A BALGA mother has welcomed the legalisation of medicinal cannabis in WA and hopes the drug can help her son’s battle with a rare type of epilepsy.
Medicinal cannabis became legal in WA as a controlled drug for research and medicinal purposes on November 1 but is expected to be available in early 2017.
Doctors can submit applications for their patients to the Department of Health.
Elizabeth Sturzaker’s son John (13) has suffered from West syndrome, which involves severe seizures and intellectual disability, from nine months of age.
Ms Sturzaker said the medicine that her son took came with plenty of side effects.

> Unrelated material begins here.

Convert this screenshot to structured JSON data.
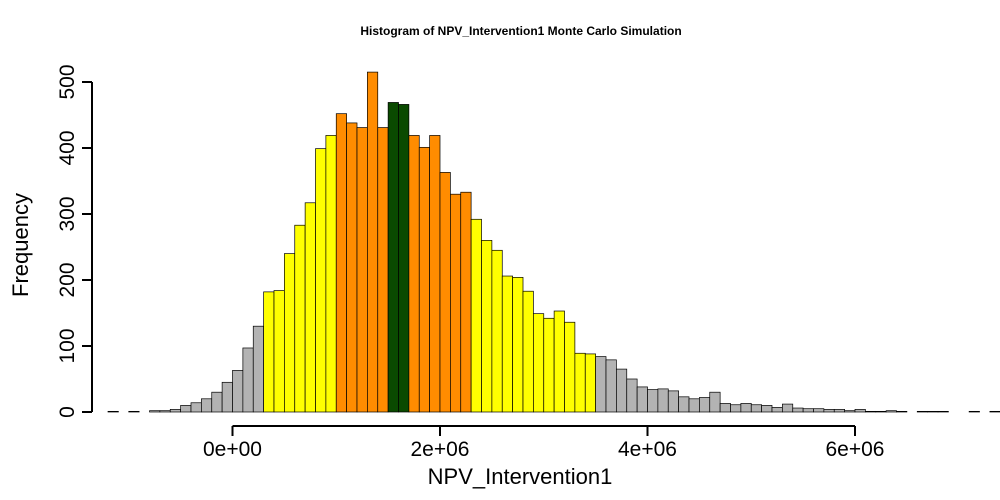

“(Medicinal cannabis) would be a positive outcome for him and being able to function properly without having to be drugged up all the time,” she said.

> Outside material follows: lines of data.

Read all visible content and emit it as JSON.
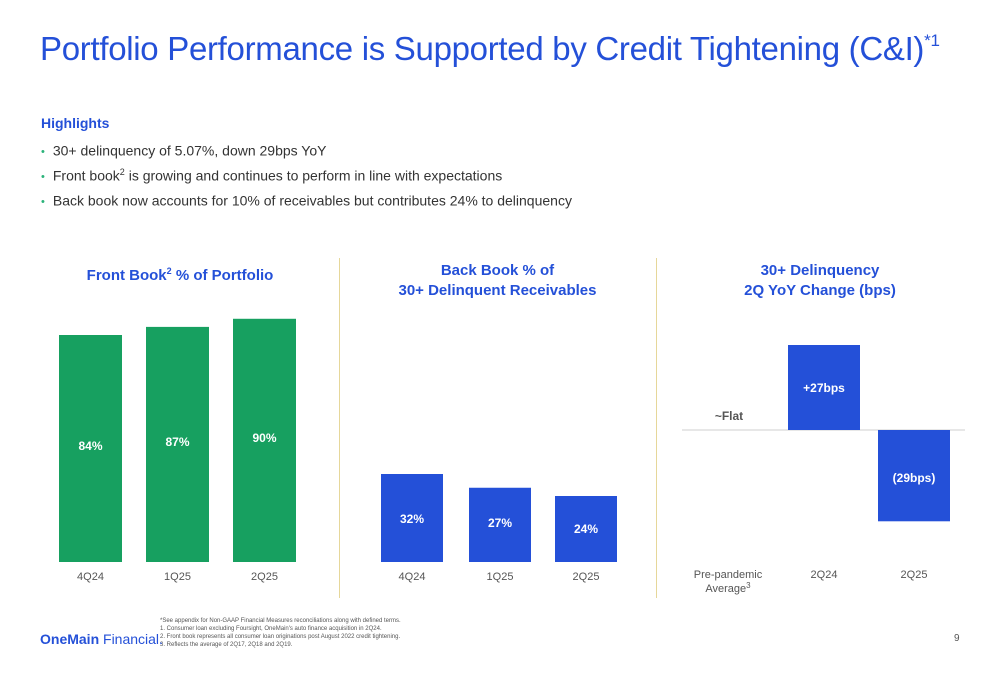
{
  "page": {
    "title": "Portfolio Performance is Supported by Credit Tightening (C&I)",
    "title_sup": "*1",
    "highlights_heading": "Highlights",
    "bullets": [
      {
        "pre": "30+ delinquency of 5.07%, down 29bps YoY",
        "sup": "",
        "post": ""
      },
      {
        "pre": "Front book",
        "sup": "2",
        "post": " is growing and continues to perform in line with expectations"
      },
      {
        "pre": "Back book now accounts for 10% of receivables but contributes 24% to delinquency",
        "sup": "",
        "post": ""
      }
    ],
    "footnotes": [
      "*See appendix for Non-GAAP Financial Measures reconciliations along with defined terms.",
      "1. Consumer loan excluding Foursight, OneMain's auto finance acquisition in 2Q24.",
      "2. Front book represents all consumer loan originations post August 2022 credit tightening.",
      "3. Reflects the average of 2Q17, 2Q18 and 2Q19."
    ],
    "logo": {
      "part1": "OneMain",
      "part2": " Financial",
      "suffix": "."
    },
    "page_number": "9"
  },
  "colors": {
    "title": "#2450d8",
    "green_bar": "#17a060",
    "blue_bar": "#2450d8",
    "divider": "#e6d79a",
    "bullet_dot": "#2bb37a"
  },
  "chart_data": [
    {
      "type": "bar",
      "title_pre": "Front Book",
      "title_sup": "2",
      "title_post": " % of Portfolio",
      "categories": [
        "4Q24",
        "1Q25",
        "2Q25"
      ],
      "values": [
        84,
        87,
        90
      ],
      "labels": [
        "84%",
        "87%",
        "90%"
      ],
      "color": "#17a060"
    },
    {
      "type": "bar",
      "title_line1": "Back Book % of",
      "title_line2": "30+ Delinquent Receivables",
      "categories": [
        "4Q24",
        "1Q25",
        "2Q25"
      ],
      "values": [
        32,
        27,
        24
      ],
      "labels": [
        "32%",
        "27%",
        "24%"
      ],
      "color": "#2450d8"
    },
    {
      "type": "bar",
      "title_line1": "30+ Delinquency",
      "title_line2": "2Q YoY Change (bps)",
      "categories": [
        {
          "line1": "Pre-pandemic",
          "line2": "Average",
          "sup": "3"
        },
        {
          "line1": "2Q24",
          "line2": "",
          "sup": ""
        },
        {
          "line1": "2Q25",
          "line2": "",
          "sup": ""
        }
      ],
      "values": [
        0,
        27,
        -29
      ],
      "labels": [
        "~Flat",
        "+27bps",
        "(29bps)"
      ],
      "color": "#2450d8"
    }
  ]
}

“I would love to trial it and see whether it does work for him, we have tried so many other things like the ketogenic diet that was all on fat .

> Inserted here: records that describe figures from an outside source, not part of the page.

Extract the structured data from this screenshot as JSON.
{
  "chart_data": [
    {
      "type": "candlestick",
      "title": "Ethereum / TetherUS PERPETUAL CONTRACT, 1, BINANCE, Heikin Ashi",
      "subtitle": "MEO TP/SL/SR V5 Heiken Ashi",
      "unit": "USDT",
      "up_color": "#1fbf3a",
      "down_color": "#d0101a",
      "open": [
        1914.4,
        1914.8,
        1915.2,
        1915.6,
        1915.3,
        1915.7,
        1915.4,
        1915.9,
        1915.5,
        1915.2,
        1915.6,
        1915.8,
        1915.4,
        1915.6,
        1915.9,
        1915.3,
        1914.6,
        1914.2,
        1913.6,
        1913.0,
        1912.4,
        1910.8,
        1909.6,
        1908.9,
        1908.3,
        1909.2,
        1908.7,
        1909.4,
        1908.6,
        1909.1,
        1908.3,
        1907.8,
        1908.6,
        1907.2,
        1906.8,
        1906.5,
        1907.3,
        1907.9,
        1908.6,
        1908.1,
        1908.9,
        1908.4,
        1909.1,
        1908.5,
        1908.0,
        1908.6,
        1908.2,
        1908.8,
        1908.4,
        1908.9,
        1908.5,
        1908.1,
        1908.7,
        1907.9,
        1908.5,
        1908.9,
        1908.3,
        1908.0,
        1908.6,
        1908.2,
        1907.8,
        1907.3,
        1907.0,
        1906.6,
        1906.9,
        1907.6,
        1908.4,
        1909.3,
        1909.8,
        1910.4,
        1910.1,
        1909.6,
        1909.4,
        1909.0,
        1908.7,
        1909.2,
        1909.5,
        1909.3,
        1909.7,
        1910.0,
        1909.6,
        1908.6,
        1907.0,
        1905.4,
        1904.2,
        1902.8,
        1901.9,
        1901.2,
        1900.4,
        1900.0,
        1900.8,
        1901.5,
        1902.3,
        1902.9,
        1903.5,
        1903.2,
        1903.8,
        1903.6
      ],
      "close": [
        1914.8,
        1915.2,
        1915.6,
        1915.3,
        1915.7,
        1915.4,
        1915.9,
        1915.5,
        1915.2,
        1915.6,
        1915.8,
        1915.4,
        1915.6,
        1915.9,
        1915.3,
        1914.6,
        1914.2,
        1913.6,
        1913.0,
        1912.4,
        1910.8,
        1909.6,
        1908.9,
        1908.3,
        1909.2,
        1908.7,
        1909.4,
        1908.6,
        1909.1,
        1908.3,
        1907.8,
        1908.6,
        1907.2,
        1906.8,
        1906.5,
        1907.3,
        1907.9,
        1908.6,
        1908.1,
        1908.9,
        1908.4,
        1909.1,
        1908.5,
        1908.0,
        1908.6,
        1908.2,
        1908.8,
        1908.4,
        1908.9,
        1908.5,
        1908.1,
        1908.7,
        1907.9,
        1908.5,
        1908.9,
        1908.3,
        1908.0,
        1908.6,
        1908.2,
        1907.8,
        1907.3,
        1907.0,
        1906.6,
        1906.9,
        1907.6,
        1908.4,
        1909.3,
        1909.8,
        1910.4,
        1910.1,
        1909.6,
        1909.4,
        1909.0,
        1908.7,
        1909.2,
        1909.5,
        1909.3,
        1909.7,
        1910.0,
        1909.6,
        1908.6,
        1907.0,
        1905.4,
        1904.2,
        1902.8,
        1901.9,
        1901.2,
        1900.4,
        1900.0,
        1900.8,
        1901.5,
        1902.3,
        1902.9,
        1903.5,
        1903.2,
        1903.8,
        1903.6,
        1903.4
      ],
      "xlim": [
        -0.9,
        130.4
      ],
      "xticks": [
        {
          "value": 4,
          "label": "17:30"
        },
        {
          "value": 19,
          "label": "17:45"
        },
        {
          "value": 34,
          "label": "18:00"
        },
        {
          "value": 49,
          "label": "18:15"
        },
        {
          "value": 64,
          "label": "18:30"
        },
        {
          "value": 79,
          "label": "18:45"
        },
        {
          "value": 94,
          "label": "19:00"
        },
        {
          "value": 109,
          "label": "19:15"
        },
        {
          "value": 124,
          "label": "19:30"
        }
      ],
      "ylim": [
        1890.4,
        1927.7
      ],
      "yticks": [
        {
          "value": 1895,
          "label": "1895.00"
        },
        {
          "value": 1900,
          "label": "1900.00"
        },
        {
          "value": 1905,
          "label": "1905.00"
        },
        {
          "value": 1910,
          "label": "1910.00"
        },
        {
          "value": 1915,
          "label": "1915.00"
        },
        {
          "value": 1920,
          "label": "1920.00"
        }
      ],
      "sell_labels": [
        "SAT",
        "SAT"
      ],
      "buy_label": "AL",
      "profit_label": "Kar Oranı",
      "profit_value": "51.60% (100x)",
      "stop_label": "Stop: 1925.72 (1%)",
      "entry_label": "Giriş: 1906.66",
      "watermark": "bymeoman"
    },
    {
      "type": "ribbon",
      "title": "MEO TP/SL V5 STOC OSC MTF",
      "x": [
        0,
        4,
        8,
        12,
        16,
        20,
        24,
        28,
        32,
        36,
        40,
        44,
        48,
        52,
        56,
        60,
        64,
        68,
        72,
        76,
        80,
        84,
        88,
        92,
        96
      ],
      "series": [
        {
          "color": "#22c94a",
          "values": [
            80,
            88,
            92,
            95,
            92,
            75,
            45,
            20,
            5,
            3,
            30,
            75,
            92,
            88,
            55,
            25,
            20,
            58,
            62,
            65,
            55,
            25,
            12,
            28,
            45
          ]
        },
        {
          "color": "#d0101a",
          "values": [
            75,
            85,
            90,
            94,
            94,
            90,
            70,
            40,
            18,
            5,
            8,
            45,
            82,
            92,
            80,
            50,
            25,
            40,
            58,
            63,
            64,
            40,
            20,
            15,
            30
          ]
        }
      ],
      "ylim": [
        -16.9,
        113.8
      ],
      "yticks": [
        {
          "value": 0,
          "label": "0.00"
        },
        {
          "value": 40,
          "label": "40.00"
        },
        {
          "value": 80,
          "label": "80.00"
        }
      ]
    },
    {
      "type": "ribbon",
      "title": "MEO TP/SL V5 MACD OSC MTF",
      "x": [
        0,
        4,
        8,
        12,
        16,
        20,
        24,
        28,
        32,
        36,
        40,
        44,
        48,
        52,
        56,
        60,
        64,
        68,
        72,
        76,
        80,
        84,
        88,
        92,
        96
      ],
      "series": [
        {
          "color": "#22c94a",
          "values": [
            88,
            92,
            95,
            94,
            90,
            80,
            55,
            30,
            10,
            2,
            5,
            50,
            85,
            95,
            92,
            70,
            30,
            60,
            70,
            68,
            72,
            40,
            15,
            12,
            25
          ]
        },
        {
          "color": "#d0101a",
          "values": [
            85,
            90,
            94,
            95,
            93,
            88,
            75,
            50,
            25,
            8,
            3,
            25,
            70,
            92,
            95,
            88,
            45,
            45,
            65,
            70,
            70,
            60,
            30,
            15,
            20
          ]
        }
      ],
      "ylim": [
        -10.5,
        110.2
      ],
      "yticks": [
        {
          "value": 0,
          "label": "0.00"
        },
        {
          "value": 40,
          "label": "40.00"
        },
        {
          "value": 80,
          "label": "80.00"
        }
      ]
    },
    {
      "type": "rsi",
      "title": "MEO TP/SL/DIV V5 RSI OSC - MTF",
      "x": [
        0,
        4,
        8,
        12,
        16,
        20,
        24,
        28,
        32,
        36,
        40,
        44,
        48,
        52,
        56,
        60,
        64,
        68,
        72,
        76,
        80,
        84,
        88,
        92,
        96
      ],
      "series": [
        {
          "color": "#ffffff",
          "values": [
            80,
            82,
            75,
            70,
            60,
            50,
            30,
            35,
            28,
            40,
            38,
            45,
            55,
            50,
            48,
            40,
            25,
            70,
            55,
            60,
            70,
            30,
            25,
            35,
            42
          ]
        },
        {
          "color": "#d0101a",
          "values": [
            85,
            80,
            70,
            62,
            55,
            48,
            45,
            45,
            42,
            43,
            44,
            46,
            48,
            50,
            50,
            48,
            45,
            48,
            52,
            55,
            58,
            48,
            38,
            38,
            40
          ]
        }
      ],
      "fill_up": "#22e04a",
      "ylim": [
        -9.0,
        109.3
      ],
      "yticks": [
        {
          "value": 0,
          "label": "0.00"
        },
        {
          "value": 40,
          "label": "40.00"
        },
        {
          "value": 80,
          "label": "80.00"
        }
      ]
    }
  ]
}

“Just to have something that would possibly make his life a little bit better, it would be great to see the changes.”
Ms Sturzaker said John’s condition was improving but her family were used to his daily seizures.
Australian Medical Association WA president Andrew Miller said medicinal cannabis was one or two of the hundreds of chemicals found in the plant.
“These derivatives are not the all-curing wonder drug that some advocates claim, and are only effective in a very limited scope of medicine,” he said.
“Preliminary findings show it is quite effective in helping patients suffering from spasms associated with multiple sclerosis, but in other areas there are other drugs already approved by the Therapeutic Goods Administration that are as, or more, effective.”
Dr Miller said the drug was “very unlikely” to have wide applications that will sustain a significant industry.
“There needs to be more robust studies on the safety and efficacy of medicinal cannabis before it is used in other areas where we already have medicines,” he said.